Nigeria 1972 (2): never electrical power again

Het Kantoor is gevestigd op een paar verdiepingen van een gebouw in de hoofdstraat. Op de begane grond is een bekende Amerikaanse bank gevestigd. Het gebouw heeft geen binnenplaats, zodat zich in het midden van de verdiepingen vele kantoren bevinden zonder enige natuurlijke verlichting. Ze zijn van elkaar gescheiden door softboard wanden die ruiken naar jarenlange invloed van sigarettenrook en vooral van het chronisch uitvallen van de airconditioning. Daardoor zijn die geurige zachtboard platen per stroomuitval afwisselend kletsnat en kurkdroog. Men tuurt in die spelonken op geologische kaarten bij het licht van TL buizen maar vaak ook van kaarsen. Want de stroom valt vele malen per dag uit, dag in, dag uit.

 Men is van plan een standby generator te kopen. Onze Nigeriaanse gastheren vermelden daarbij grijnzend dat wanneer die generator straks in bedrijf is, de electriciteitsvoorziening van staatswege voortaan “standby” genoemd zal worden. Die staatsmaatschappij heet NEPA, dat betekent Nigerian Electrical Power Authority. Maar zij leggen de afkorting anders uit: ‘Never Electrical Power Again’!

 De eerste de beste dag dat ik dit allemaal mag meemaken, roepen de collega’s die  het geluk hebben een werktafel aan de raamkant te hebben, de inwendigen om onmiddellijk te komen kijken. Naar een gebeurtenis die zich blijkbaar enige malen per week afspeelt. Iemand heeft in de bank een flinke hoeveelheid cash gehaald. De ongelukkige. Want zijn schuldeisers staan hem op te wachten  en bespringen hem tussen de kruipende en stilstaande auto’s. Tussen de eisers ook heftige ruzie. Verkeer moet stoppen. De bestuurders mengen zich in het gevecht. Politiemannen met knuppels erbij. Ook uit alle andere gebouwen  in de buurt hangt men uit de ramen, om zoals wij het gevecht luidkeels aan te moedigen.

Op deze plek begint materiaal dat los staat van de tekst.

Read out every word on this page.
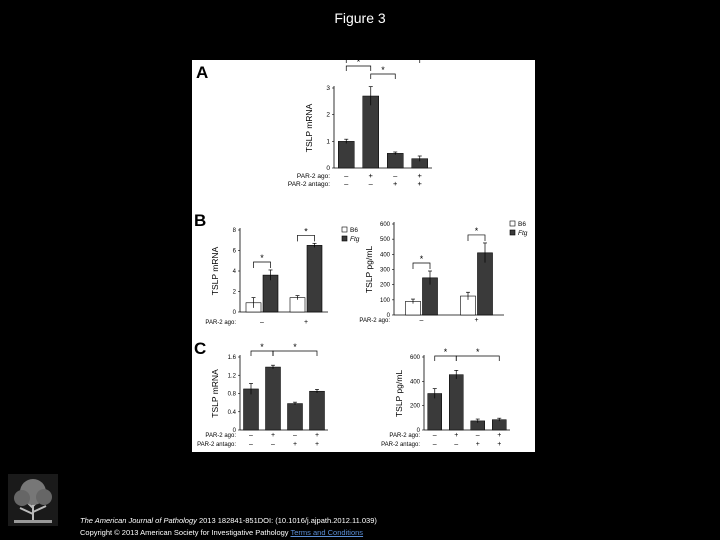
Figure 3
A
B
C
0
1
2
3
TSLP mRNA
PAR-2 ago: –	+	–	+
PAR-2 antago: –	–	+	+
*
*
*
0
2
4
6
8
TSLP mRNA	*
–
*
+
PAR-2 ago:
B6
Ftg
0
100
200
300
400
500
600
TSLP pg/mL	*
–
*
+
PAR-2 ago:
B6
Ftg
0
0.4
0.8
1.2
1.6
TSLP mRNA
PAR-2 ago: –	+	–	+
PAR-2 antago: –	–	+	+
*	*
0
200
400
600
TSLP pg/mL
PAR-2 ago: –	+	–	+
PAR-2 antago: –	–	+ +
*	*
ELSEVIER
The American Journal of Pathology 2013 182841-851DOI: (10.1016/j.ajpath.2012.11.039)
Copyright © 2013 American Society for Investigative Pathology Terms and Conditions
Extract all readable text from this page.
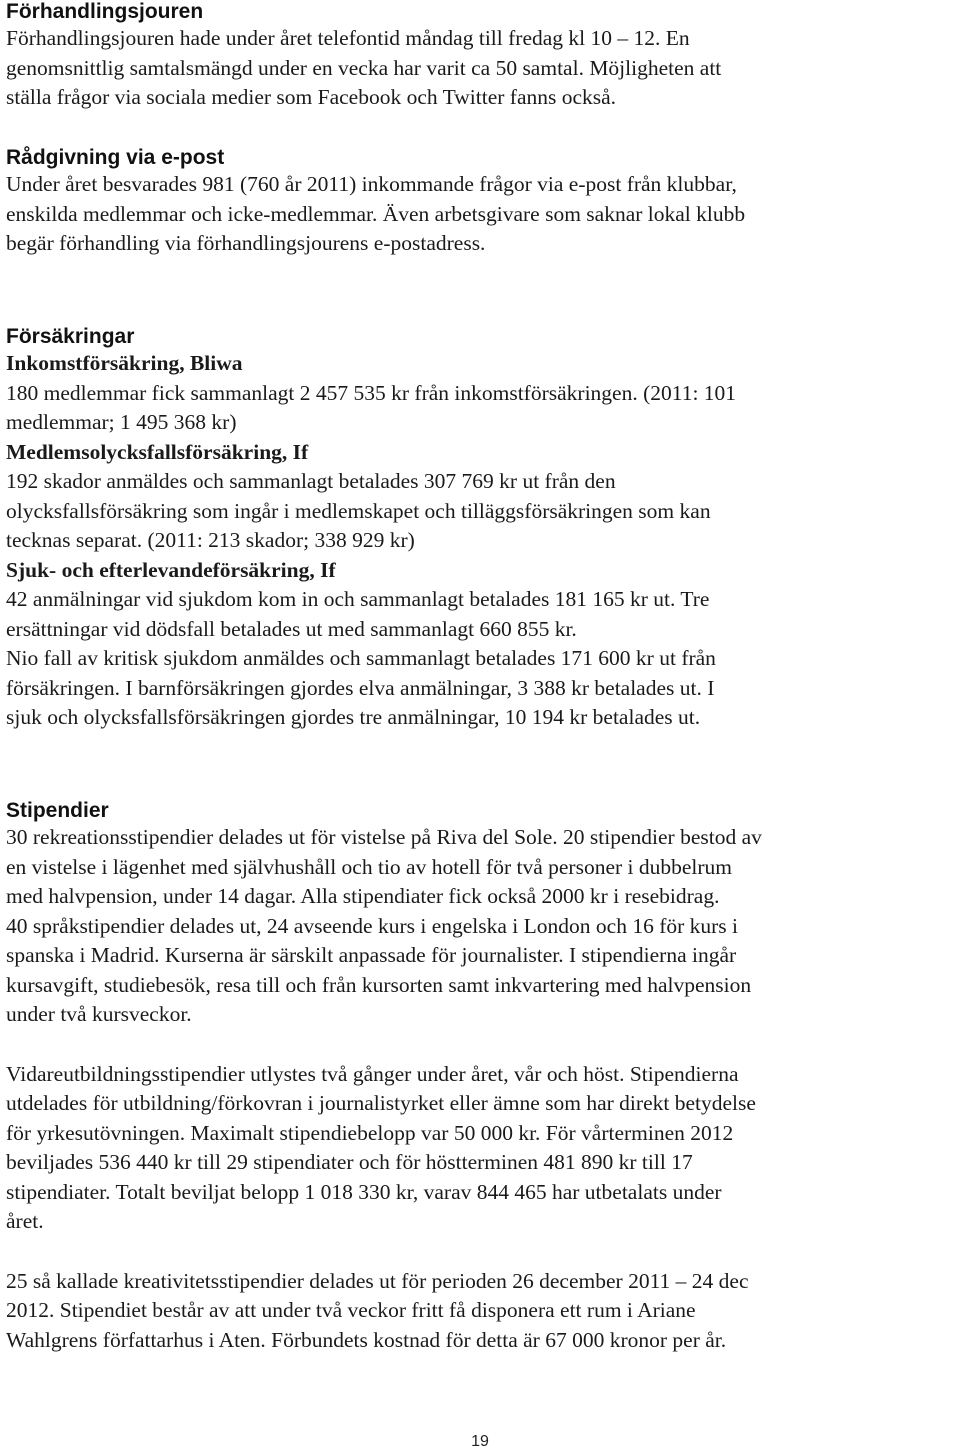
Förhandlingsjouren
Förhandlingsjouren hade under året telefontid måndag till fredag kl 10 – 12. En
genomsnittlig samtalsmängd under en vecka har varit ca 50 samtal. Möjligheten att
ställa frågor via sociala medier som Facebook och Twitter fanns också.
Rådgivning via e-post
Under året besvarades 981 (760 år 2011) inkommande frågor via e-post från klubbar,
enskilda medlemmar och icke-medlemmar. Även arbetsgivare som saknar lokal klubb
begär förhandling via förhandlingsjourens e-postadress.
Försäkringar
Inkomstförsäkring, Bliwa
180 medlemmar fick sammanlagt 2 457 535 kr från inkomstförsäkringen. (2011: 101
medlemmar; 1 495 368 kr)
Medlemsolycksfallsförsäkring, If
192 skador anmäldes och sammanlagt betalades 307 769 kr ut från den
olycksfallsförsäkring som ingår i medlemskapet och tilläggsförsäkringen som kan
tecknas separat. (2011: 213 skador; 338 929 kr)
Sjuk- och efterlevandeförsäkring, If
42 anmälningar vid sjukdom kom in och sammanlagt betalades 181 165 kr ut. Tre
ersättningar vid dödsfall betalades ut med sammanlagt 660 855 kr.
Nio fall av kritisk sjukdom anmäldes och sammanlagt betalades 171 600 kr ut från
försäkringen. I barnförsäkringen gjordes elva anmälningar, 3 388 kr betalades ut. I
sjuk och olycksfallsförsäkringen gjordes tre anmälningar, 10 194 kr betalades ut.
Stipendier
30 rekreationsstipendier delades ut för vistelse på Riva del Sole. 20 stipendier bestod av
en vistelse i lägenhet med självhushåll och tio av hotell för två personer i dubbelrum
med halvpension, under 14 dagar. Alla stipendiater fick också 2000 kr i resebidrag.
40 språkstipendier delades ut, 24 avseende kurs i engelska i London och 16 för kurs i
spanska i Madrid. Kurserna är särskilt anpassade för journalister. I stipendierna ingår
kursavgift, studiebesök, resa till och från kursorten samt inkvartering med halvpension
under två kursveckor.
Vidareutbildningsstipendier utlystes två gånger under året, vår och höst. Stipendierna
utdelades för utbildning/förkovran i journalistyrket eller ämne som har direkt betydelse
för yrkesutövningen. Maximalt stipendiebelopp var 50 000 kr. För vårterminen 2012
beviljades 536 440 kr till 29 stipendiater och för höstterminen 481 890 kr till 17
stipendiater. Totalt beviljat belopp 1 018 330 kr, varav 844 465 har utbetalats under
året.
25 så kallade kreativitetsstipendier delades ut för perioden 26 december 2011 – 24 dec
2012. Stipendiet består av att under två veckor fritt få disponera ett rum i Ariane
Wahlgrens författarhus i Aten. Förbundets kostnad för detta är 67 000 kronor per år.
19
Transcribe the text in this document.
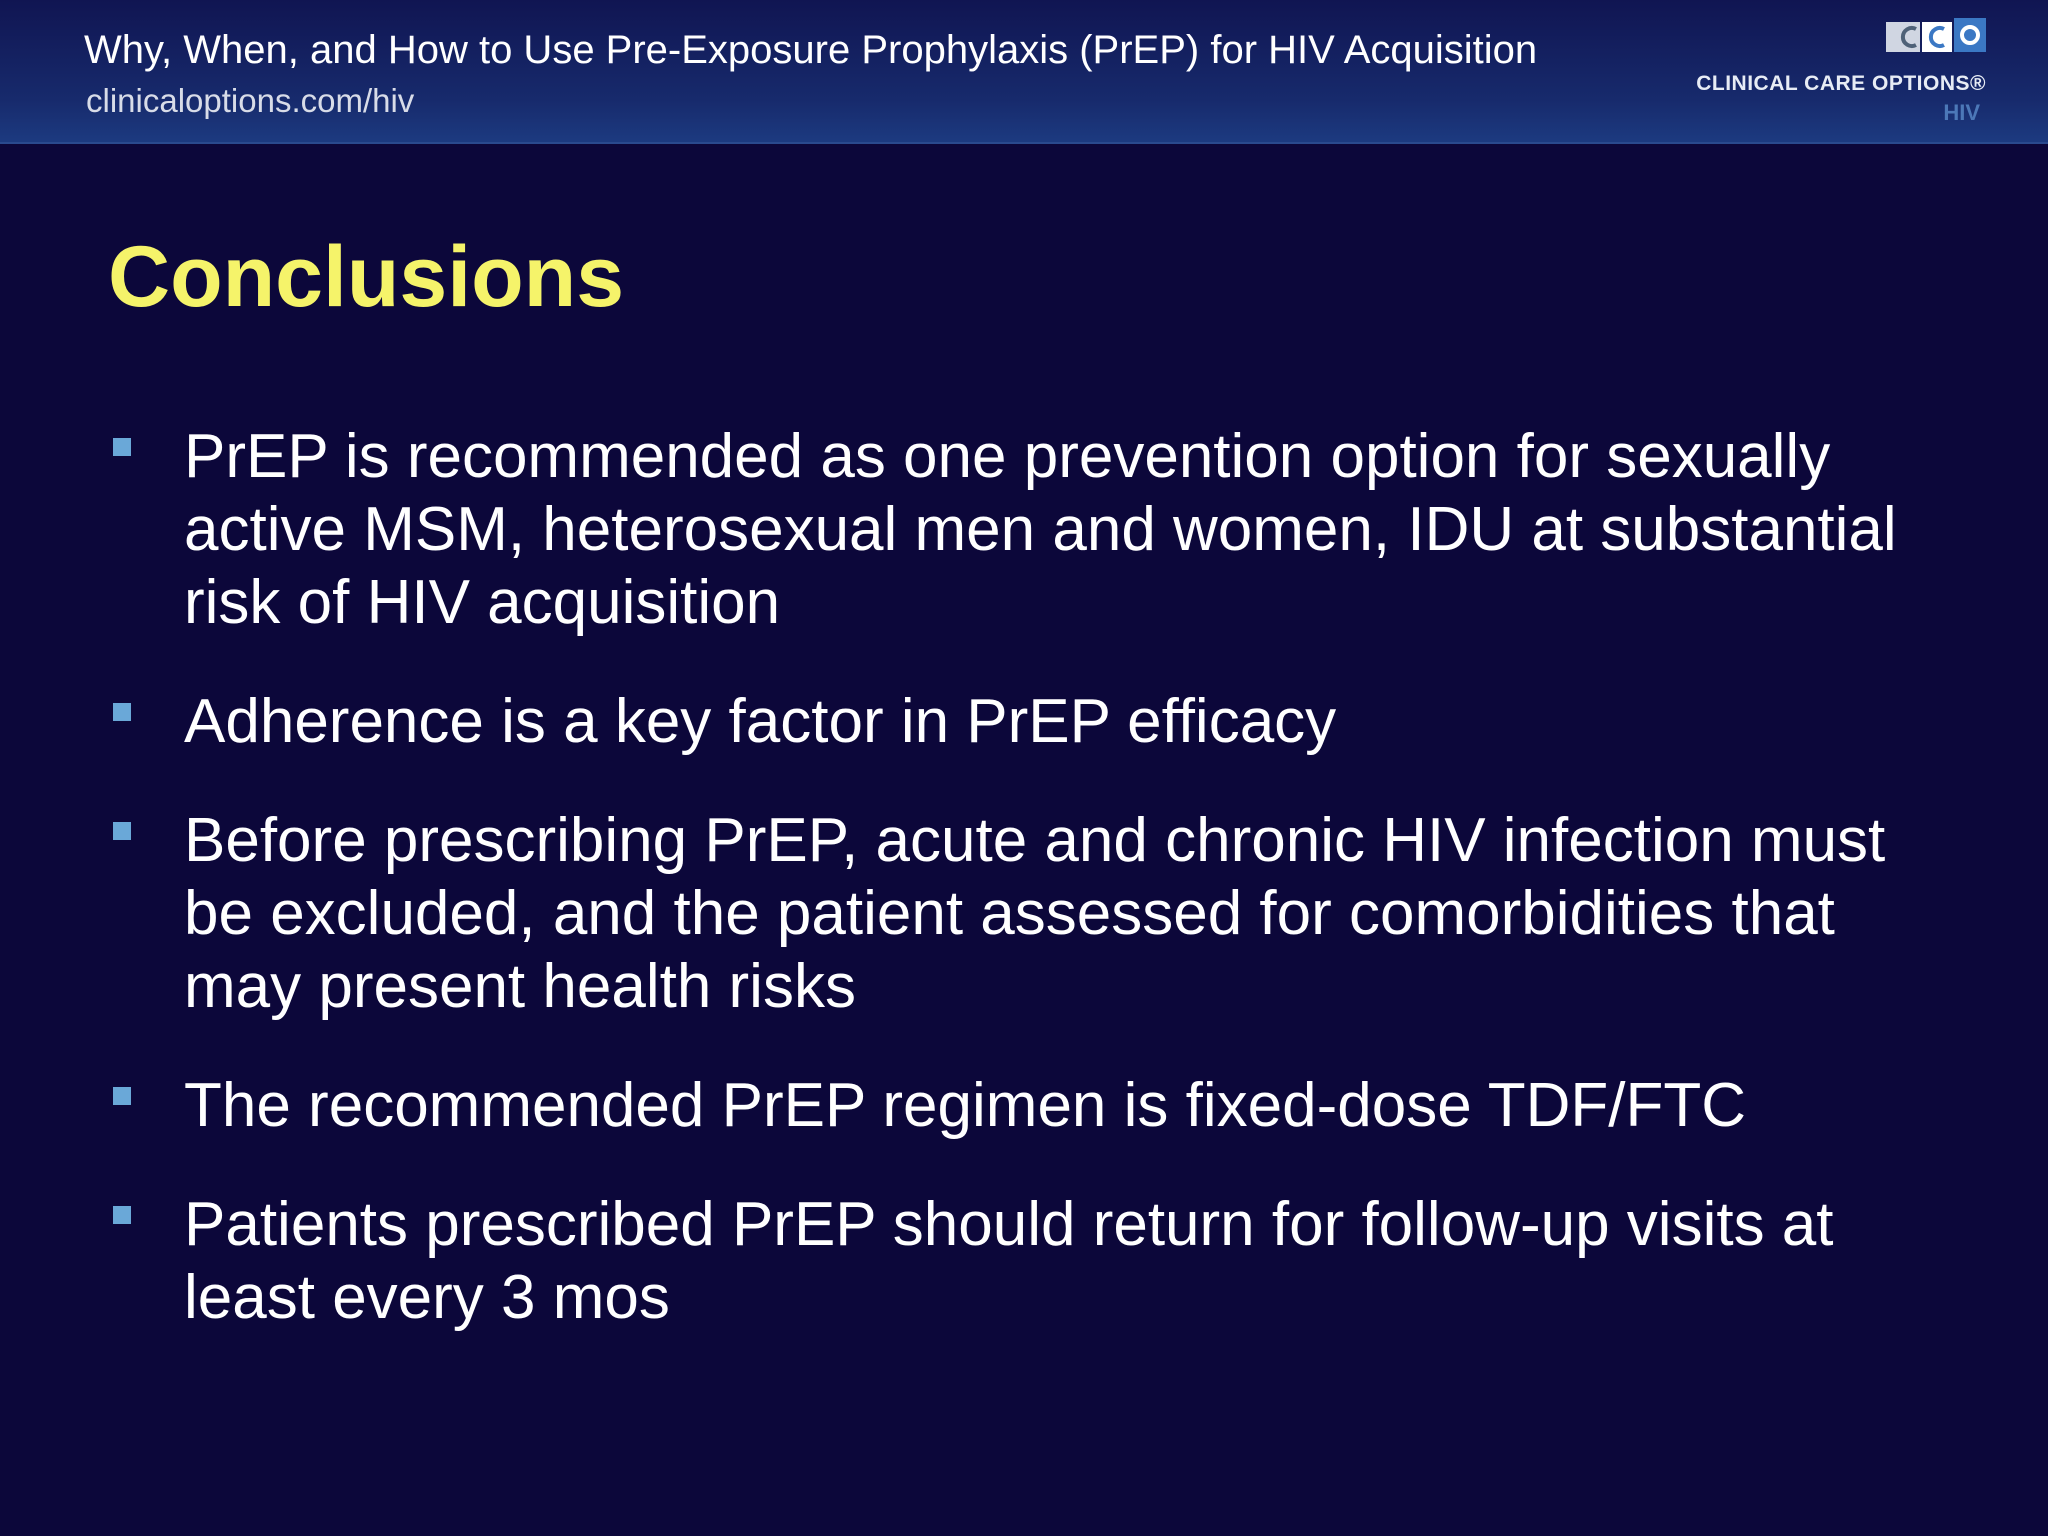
Why, When, and How to Use Pre-Exposure Prophylaxis (PrEP) for HIV Acquisition
clinicaloptions.com/hiv	CLINICAL CARE OPTIONS®
HIV
Conclusions
PrEP is recommended as one prevention option for sexually active MSM, heterosexual men and women, IDU at substantial risk of HIV acquisition
Adherence is a key factor in PrEP efficacy
Before prescribing PrEP, acute and chronic HIV infection must be excluded, and the patient assessed for comorbidities that may present health risks
The recommended PrEP regimen is fixed-dose TDF/FTC
Patients prescribed PrEP should return for follow-up visits at least every 3 mos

Halverwege de ochtend ga ik voor de eerste keer naar de WC. Tegen de achterwand van dit overigens keurige toilet met bril en klep hangt een getypt papier: ‘no squatting’. We gaan lunchen in een  klein restaurantje in de buurt van het kantoor. Daar serveert men een ‘minute steak’, een taaie steak die echter zo dun is dat je er doorheen kan kijken, hetgeen het kauwen en slikken zeer vergemakkelijkt. Aan het eind van de dag zijn we weer terug bij onze beschermheren op de parkeerplaats, die ons met veel égards uitgeleide doen en zelfs het aanstormende verkeer voor ons tegenhouden. Zij geven all-in service. Aan het eind van mijn tweede dag begin ik al aardig te wennen.